Furthermore, by living with her close friends, she understands herself only in terms of her connections to them, rather than in terms of who she is when she is alone. In fact, being alone with her true self terrifies Alderton to the point that she frequently imagines dying in horrible accidents. Eleanor guides Alderton to the realization that she will never know what other people truly think of her and cannot control that perception no matter how carefully she curates herself, so she has to learn how to base her self-esteem and sense of identity on something internal rather than external.

When Scott and Farly break up before their wedding, Farly’s response to the situation mirrors Alderton’s own feelings of confusion and humiliation after Harry broke up with her in the memoir’s earlier chapters.

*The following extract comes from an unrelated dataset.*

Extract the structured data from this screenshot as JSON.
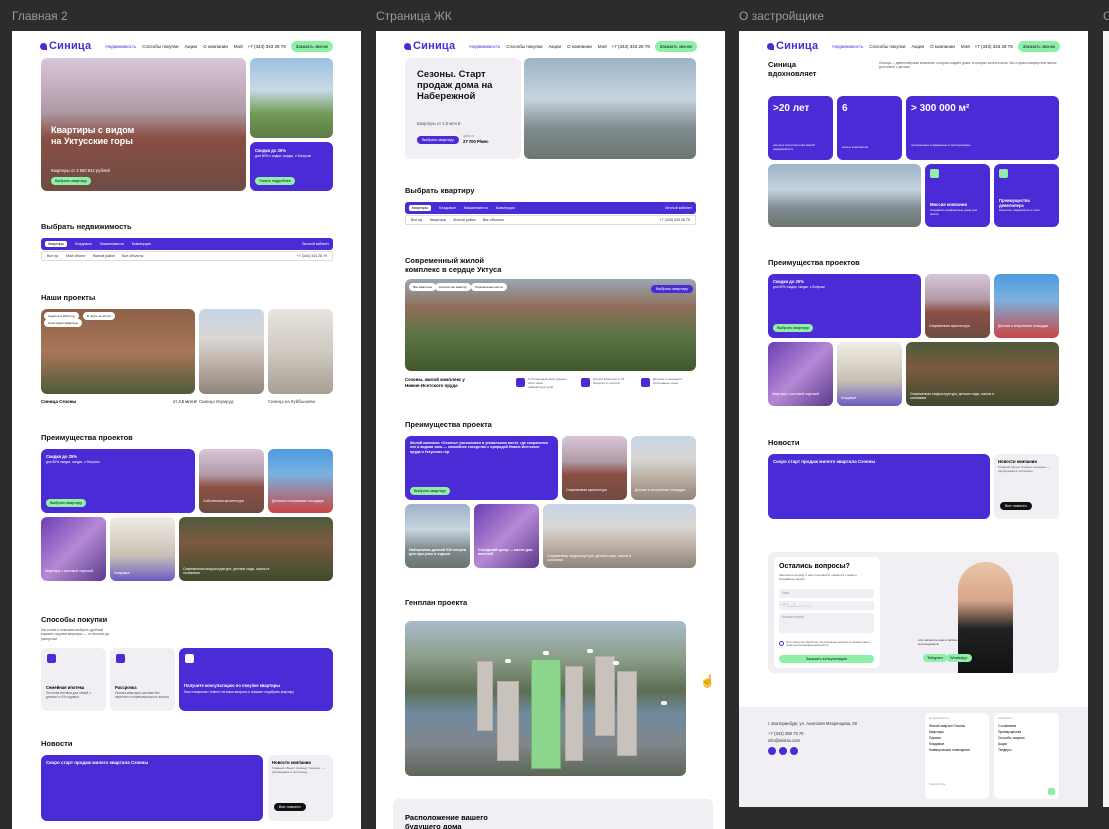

Farly either never shares the reason for their break-up, or Alderton chooses not to disclose it to the reader. Farly regards the sudden separation from Scott as a prison sentence, in which she is locked away from an idealized future without being told what she did wrong. Alderton’s advice is astute and indicative of an awareness of the necessity of focusing on a reality one can actually control, rather than clinging to an idealized version of one’s life that is no longer or was never attainable.

This advice marks a significant departure from Alderton’s earlier way of thinking, in which she felt the need to adhere as closely as possible to someone else’s vision of what a successful adult woman’s life should look like. Farly’s covering of her old tattoo marks one of the memoir’s few remaining transitions from youth to adulthood; by literally “painting it black,” Farly’s tattoo not only becomes a more serious image representative of her grief for her sister and her broken engagement, but it also signifies her quieter mourning of the life she now leaves behind—one that consisted of partying, wedding-planning, and domesticity. Farly’s looking forward to the future is a stark contrast to Alderton’s processing of her first serious break-up, after which she looked inward, obsessing over her body and how she could change herself so Harry would take her back.